Mindfulness
Mindfulness-Based Stress Reduction (MBSR) has been a supplement to medical treatment since 1979 when Jon Kabat-Zinn introduced the practice at the University of Massachusetts Medical Center. Over the years it has been used for a seemingly endless range of medical conditions including heart disease, diabetes, fibromyalgia, and psoriasis. It has been applied to the sports world, the workplace, and the battlefield! I have not studied with Dr. Kabat-Zinn, but for the past twenty years, as an intervention for stress reduction, I have been using the original Buddhist meditation technique in my practice with considerable success.
When you are mindful of your feelings and can observe them rather than being caught up in them, their effect on you is minimized and the anxiety associated with them is reduced. Your awareness is focused on what is, rather than what is projected. With the emotional ‘charge’ absent, your reaction to an event – how you feel about it – doesn’t have to be viewed as evidence of what is good or bad, right or wrong, or happy or sad. Observation gives you distance and allows you to disengage; allows you to be in the present moment.
Take the feeling of sadness as an example. In English we say, I am sad, as if our very being is possessed by the feeling. When you are absorbed into your sadness the feeling becomes confused with your very selfhood as if it describes who you are. It’s easier to make this clear by comparing it to the Spanish translation of feeling sad. In Spanish, it is Yo tengo triste, translated literally as, I havesadness. In essence you are holding the feeling rather than possessed by it; it’s no longer necessary to stay “stuck” with your feeling in order to validate it. The point is, you are not your feelings!
“Wait a moment,” clients often protest, “when I’m feeling rage or hopelessness, isn’t that me?” Initially, I probably confuse them further by answering “Yes” and “No”. Yes, to the extent that feelings are “real” in that they are emotions expressed as “energy in motion.” And No to the assumption that feelings are True or False verdicts on the fundamental nature of reality itself.
I guide clients to a state of mindfulness by having them focus on their breath and the sound of my words. By doing so they become witness to their thoughts and feelings, not at the mercy of them. Said in simple terms, when you see it, you’re not it. By just being mindful, holding a feeling at arm’s length, watching it, so to speak, you can choose to change it or not to have it any longer.

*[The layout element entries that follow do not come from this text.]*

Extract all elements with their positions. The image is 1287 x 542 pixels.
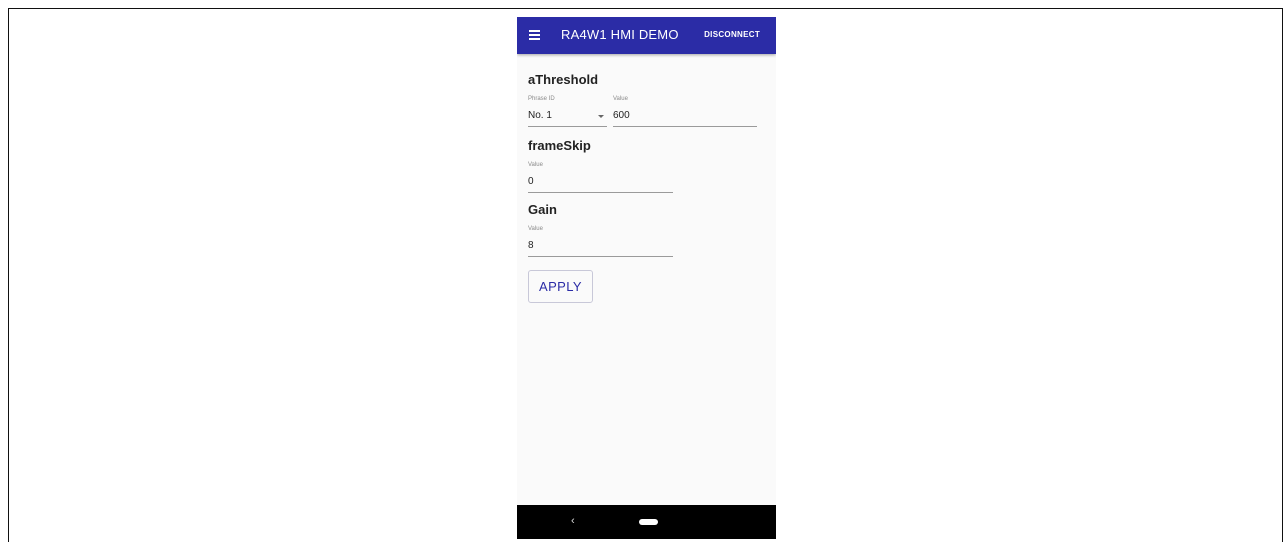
athreshold-value-underline <box>613 126 757 127</box>
chevron-down-icon <box>598 115 604 118</box>
frameskip-value-field[interactable]: Value 0 <box>528 162 673 193</box>
athreshold-value-field[interactable]: Value 600 <box>613 96 757 127</box>
gain-value-field[interactable]: Value 8 <box>528 226 673 257</box>
frameskip-value-input: 0 <box>528 176 534 187</box>
phrase-id-underline <box>528 126 607 127</box>
disconnect-button[interactable]: DISCONNECT <box>704 30 760 39</box>
app-title: RA4W1 HMI DEMO <box>561 27 679 42</box>
phrase-id-label: Phrase ID <box>528 96 555 102</box>
frameskip-value-underline <box>528 192 673 193</box>
gain-value-input: 8 <box>528 240 534 251</box>
system-navigation-bar: ‹ <box>517 505 776 539</box>
phrase-id-dropdown[interactable]: Phrase ID No. 1 <box>528 96 607 127</box>
gain-title: Gain <box>528 202 557 217</box>
athreshold-value-input: 600 <box>613 110 630 121</box>
athreshold-value-label: Value <box>613 96 628 102</box>
athreshold-title: aThreshold <box>528 72 599 87</box>
frameskip-value-label: Value <box>528 162 543 168</box>
hamburger-menu-icon[interactable] <box>529 30 540 40</box>
home-pill-icon[interactable] <box>639 519 658 525</box>
back-chevron-icon[interactable]: ‹ <box>571 516 575 527</box>
frameskip-title: frameSkip <box>528 138 591 153</box>
phrase-id-value: No. 1 <box>528 110 552 121</box>
phone-screen: RA4W1 HMI DEMO DISCONNECT aThreshold Phr… <box>517 17 776 539</box>
gain-value-underline <box>528 256 673 257</box>
app-bar: RA4W1 HMI DEMO DISCONNECT <box>517 17 776 54</box>
apply-button[interactable]: APPLY <box>528 270 593 303</box>
gain-value-label: Value <box>528 226 543 232</box>
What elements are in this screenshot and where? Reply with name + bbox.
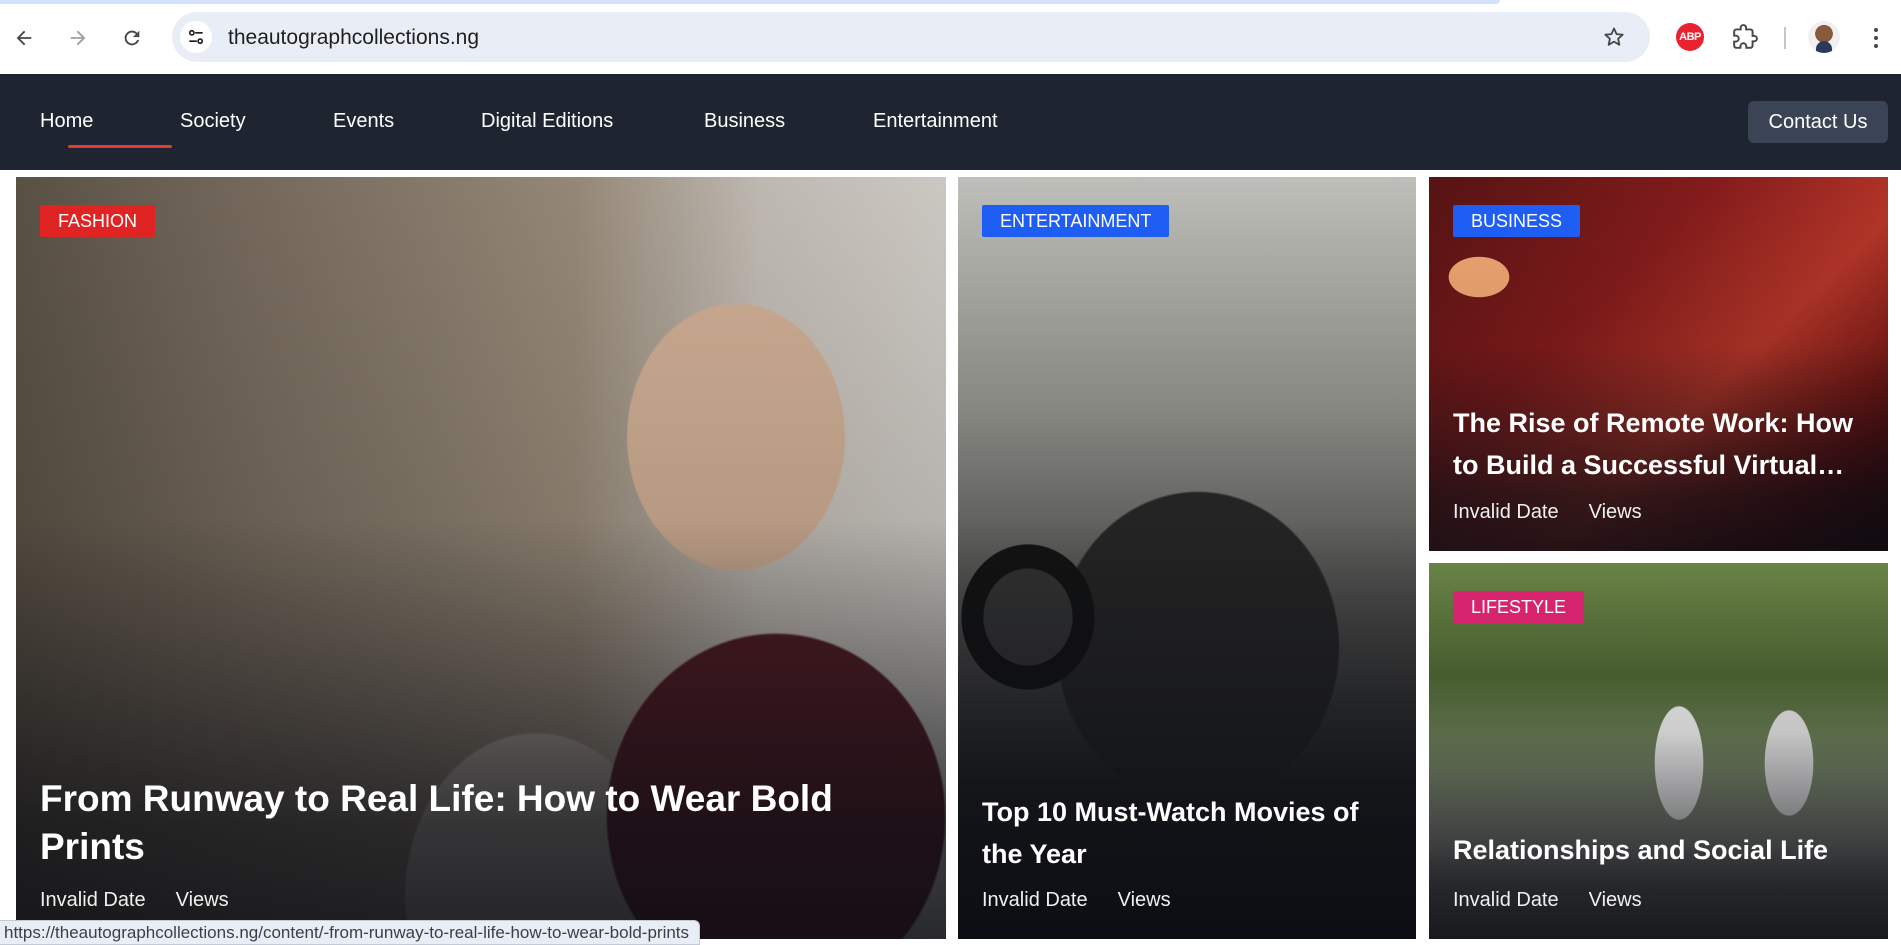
article-title[interactable]: Top 10 Must-Watch Movies of the Year — [982, 791, 1392, 875]
category-badge[interactable]: BUSINESS — [1453, 205, 1581, 237]
kebab-menu-icon[interactable] — [1864, 22, 1888, 54]
forward-arrow-icon — [70, 30, 86, 46]
nav-item-entertainment[interactable]: Entertainment — [873, 110, 998, 133]
back-button[interactable] — [8, 22, 40, 54]
nav-item-events[interactable]: Events — [333, 110, 394, 133]
profile-avatar[interactable] — [1808, 21, 1840, 53]
article-meta: Invalid Date Views — [982, 889, 1171, 912]
article-date: Invalid Date — [40, 889, 146, 911]
site-info-button[interactable] — [180, 21, 212, 53]
link-status-bar: https://theautographcollections.ng/conte… — [0, 920, 701, 945]
article-title-line: The Rise of Remote Work: How — [1453, 408, 1854, 438]
article-views: Views — [1117, 889, 1171, 911]
article-meta: Invalid Date Views — [40, 889, 229, 912]
puzzle-icon — [1733, 24, 1758, 49]
toolbar-divider — [1784, 27, 1786, 49]
article-card[interactable]: LIFESTYLE Relationships and Social Life … — [1429, 563, 1888, 939]
extensions-button[interactable] — [1730, 22, 1760, 52]
category-badge[interactable]: ENTERTAINMENT — [982, 205, 1170, 237]
address-bar[interactable]: theautographcollections.ng — [172, 12, 1650, 62]
article-meta: Invalid Date Views — [1453, 889, 1642, 912]
abp-icon: ABP — [1676, 23, 1704, 51]
article-title[interactable]: The Rise of Remote Work: How to Build a … — [1453, 402, 1864, 486]
featured-article-card[interactable]: FASHION From Runway to Real Life: How to… — [16, 177, 946, 939]
browser-toolbar: theautographcollections.ng ABP — [0, 0, 1901, 74]
tab-strip-edge — [0, 0, 1500, 4]
article-card[interactable]: ENTERTAINMENT Top 10 Must-Watch Movies o… — [958, 177, 1416, 939]
category-badge[interactable]: LIFESTYLE — [1453, 591, 1585, 623]
tune-icon — [188, 29, 204, 45]
article-date: Invalid Date — [1453, 889, 1559, 911]
forward-button[interactable] — [62, 22, 94, 54]
article-date: Invalid Date — [1453, 501, 1559, 523]
url-text[interactable]: theautographcollections.ng — [228, 26, 479, 50]
contact-us-button[interactable]: Contact Us — [1748, 101, 1888, 143]
article-title[interactable]: From Runway to Real Life: How to Wear Bo… — [40, 775, 922, 871]
article-date: Invalid Date — [982, 889, 1088, 911]
article-views: Views — [1588, 501, 1642, 523]
nav-item-business[interactable]: Business — [704, 110, 785, 133]
site-navigation: Home Society Events Digital Editions Bus… — [0, 74, 1901, 170]
adblock-extension-button[interactable]: ABP — [1675, 22, 1705, 52]
back-arrow-icon — [16, 30, 32, 46]
reload-icon — [124, 30, 140, 46]
article-title-line: to Build a Successful Virtual… — [1453, 450, 1845, 480]
article-card[interactable]: BUSINESS The Rise of Remote Work: How to… — [1429, 177, 1888, 551]
article-meta: Invalid Date Views — [1453, 501, 1642, 524]
reload-button[interactable] — [116, 22, 148, 54]
star-icon[interactable] — [1602, 25, 1626, 49]
nav-item-society[interactable]: Society — [180, 110, 246, 133]
article-title[interactable]: Relationships and Social Life — [1453, 829, 1864, 871]
nav-item-home[interactable]: Home — [40, 110, 93, 133]
active-nav-indicator — [68, 145, 172, 148]
nav-item-digital-editions[interactable]: Digital Editions — [481, 110, 613, 133]
category-badge[interactable]: FASHION — [40, 205, 156, 237]
article-views: Views — [1588, 889, 1642, 911]
article-views: Views — [175, 889, 229, 911]
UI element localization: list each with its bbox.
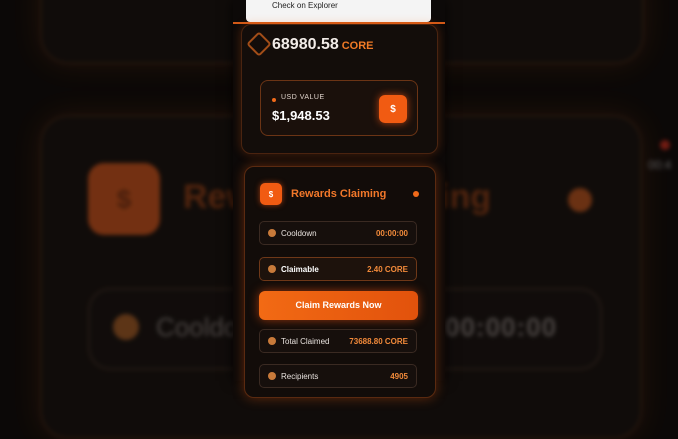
- total-claimed-value: 73688.80 CORE: [349, 337, 408, 346]
- dollar-circle-icon: [268, 337, 276, 345]
- rewards-title: Rewards Claiming: [291, 188, 387, 200]
- dollar-button[interactable]: $: [379, 95, 407, 123]
- background-dollar-icon: $: [88, 163, 160, 235]
- balance-value: 68980.58: [272, 36, 339, 53]
- background-side-dot: [660, 140, 670, 150]
- clock-icon: [268, 229, 276, 237]
- recipients-row: Recipients 4905: [259, 364, 417, 388]
- explorer-popup[interactable]: Check on Explorer: [246, 0, 431, 22]
- recipients-value: 4905: [390, 372, 408, 381]
- recipients-label: Recipients: [281, 372, 319, 381]
- status-dot: [413, 191, 419, 197]
- explorer-link[interactable]: Check on Explorer: [272, 1, 338, 10]
- dollar-icon: $: [260, 183, 282, 205]
- usd-label: USD VALUE: [281, 94, 325, 101]
- coin-icon: [268, 265, 276, 273]
- background-status-dot: [568, 188, 592, 212]
- claim-rewards-button[interactable]: Claim Rewards Now: [259, 291, 418, 320]
- balance-unit: CORE: [341, 40, 374, 52]
- claimable-value: 2.40 CORE: [367, 265, 408, 274]
- background-cooldown-time: 00:00:00: [445, 312, 558, 342]
- phone-screen: Check on Explorer 68980.58 CORE USD VALUE…: [233, 0, 445, 398]
- usd-indicator-dot: [272, 98, 276, 102]
- cooldown-row: Cooldown 00:00:00: [259, 221, 417, 245]
- total-claimed-label: Total Claimed: [281, 337, 330, 346]
- background-title-right: ing: [440, 178, 491, 216]
- users-icon: [268, 372, 276, 380]
- usd-value-box: USD VALUE $1,948.53 $: [260, 80, 418, 136]
- total-claimed-row: Total Claimed 73688.80 CORE: [259, 329, 417, 353]
- background-cooldown-label: Cooldo: [156, 312, 239, 342]
- claimable-row: Claimable 2.40 CORE: [259, 257, 417, 281]
- cooldown-value: 00:00:00: [375, 229, 408, 238]
- background-clock-icon: [113, 314, 139, 340]
- cooldown-label: Cooldown: [281, 229, 317, 238]
- usd-value: $1,948.53: [272, 108, 330, 123]
- rewards-claiming-card: $ Rewards Claiming Cooldown 00:00:00 Cla…: [244, 166, 436, 398]
- balance-amount: 68980.58 CORE: [272, 36, 374, 54]
- core-logo-icon: [246, 31, 272, 57]
- claimable-label: Claimable: [281, 265, 319, 274]
- background-side-time: 00:4: [648, 158, 672, 172]
- balance-card: 68980.58 CORE USD VALUE $1,948.53 $: [241, 24, 438, 154]
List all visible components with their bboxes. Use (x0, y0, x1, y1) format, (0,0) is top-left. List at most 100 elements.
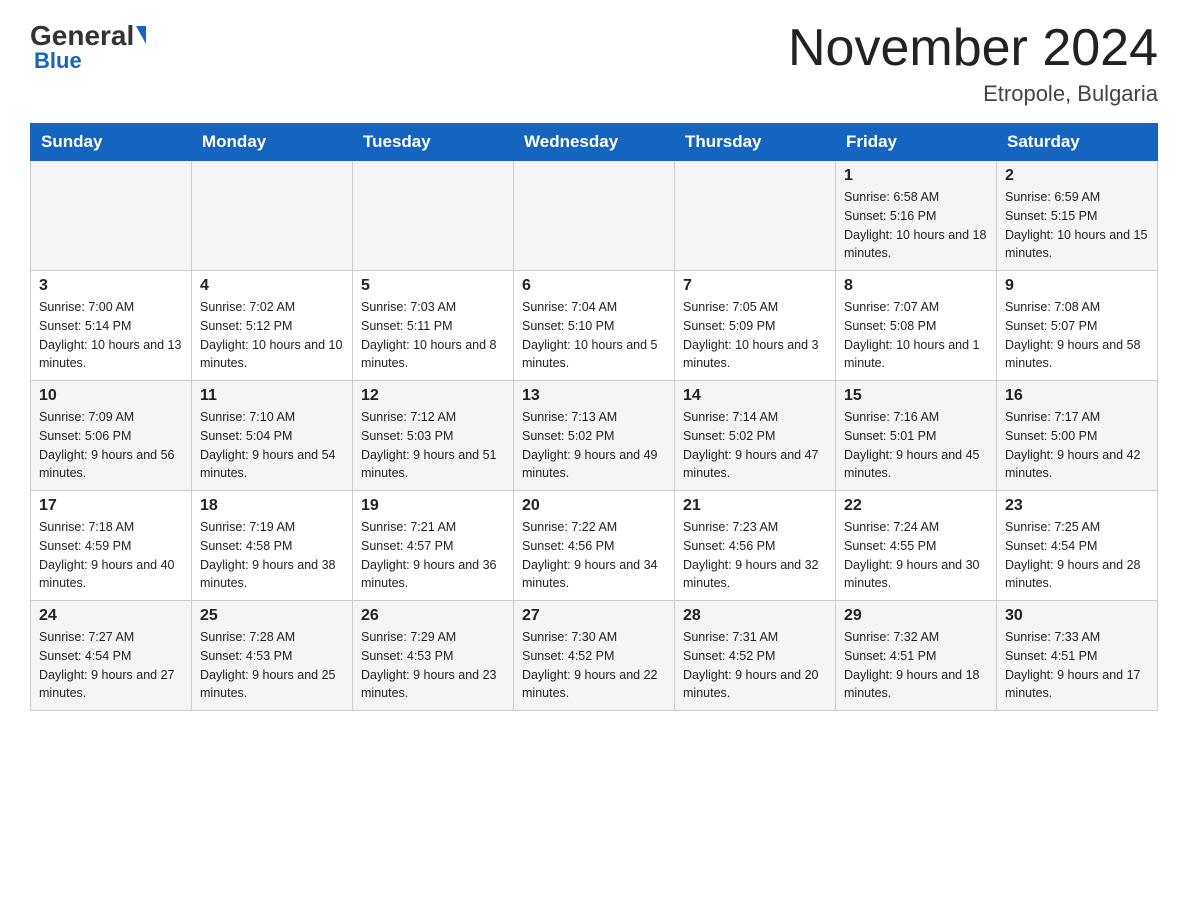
day-info: Sunrise: 7:00 AMSunset: 5:14 PMDaylight:… (39, 298, 183, 373)
day-number: 27 (522, 607, 666, 625)
calendar-cell: 7 Sunrise: 7:05 AMSunset: 5:09 PMDaylight… (675, 271, 836, 381)
day-info: Sunrise: 7:33 AMSunset: 4:51 PMDaylight:… (1005, 628, 1149, 703)
day-number: 21 (683, 497, 827, 515)
day-info: Sunrise: 7:12 AMSunset: 5:03 PMDaylight:… (361, 408, 505, 483)
calendar-cell: 15 Sunrise: 7:16 AMSunset: 5:01 PMDayligh… (836, 381, 997, 491)
day-number: 13 (522, 387, 666, 405)
day-number: 6 (522, 277, 666, 295)
calendar-cell: 10 Sunrise: 7:09 AMSunset: 5:06 PMDayligh… (31, 381, 192, 491)
calendar-cell (675, 161, 836, 271)
day-info: Sunrise: 7:32 AMSunset: 4:51 PMDaylight:… (844, 628, 988, 703)
weekday-header: Monday (192, 124, 353, 161)
day-info: Sunrise: 7:07 AMSunset: 5:08 PMDaylight:… (844, 298, 988, 373)
title-block: November 2024 Etropole, Bulgaria (788, 20, 1158, 107)
calendar-week-row: 17 Sunrise: 7:18 AMSunset: 4:59 PMDayligh… (31, 491, 1158, 601)
calendar-header-row: SundayMondayTuesdayWednesdayThursdayFrid… (31, 124, 1158, 161)
calendar-cell: 23Sunrise: 7:25 AMSunset: 4:54 PMDayligh… (997, 491, 1158, 601)
day-number: 7 (683, 277, 827, 295)
calendar-cell: 1 Sunrise: 6:58 AMSunset: 5:16 PMDaylight… (836, 161, 997, 271)
calendar-week-row: 10 Sunrise: 7:09 AMSunset: 5:06 PMDayligh… (31, 381, 1158, 491)
logo: General Blue (30, 20, 146, 74)
day-info: Sunrise: 7:02 AMSunset: 5:12 PMDaylight:… (200, 298, 344, 373)
logo-triangle-icon (136, 26, 146, 44)
day-number: 1 (844, 167, 988, 185)
day-info: Sunrise: 7:21 AMSunset: 4:57 PMDaylight:… (361, 518, 505, 593)
calendar-cell (31, 161, 192, 271)
day-info: Sunrise: 6:58 AMSunset: 5:16 PMDaylight:… (844, 188, 988, 263)
calendar-cell: 11Sunrise: 7:10 AMSunset: 5:04 PMDayligh… (192, 381, 353, 491)
day-info: Sunrise: 7:17 AMSunset: 5:00 PMDaylight:… (1005, 408, 1149, 483)
day-number: 3 (39, 277, 183, 295)
calendar-cell: 2 Sunrise: 6:59 AMSunset: 5:15 PMDaylight… (997, 161, 1158, 271)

It’s this understanding that enables people to learn to live with emotions they might otherwise find intolerable. Seeing emotion as an entity both part of you yet separate from you helps one to realize that painful feelings are not by themselves devastating. By being mindful of the pain, we can see beyond it, see the totality of who we are. Our feelings are put in proper context, our focus shifts to what matters: awareness of our true, inner values, empowered to live a meaningful, committed life.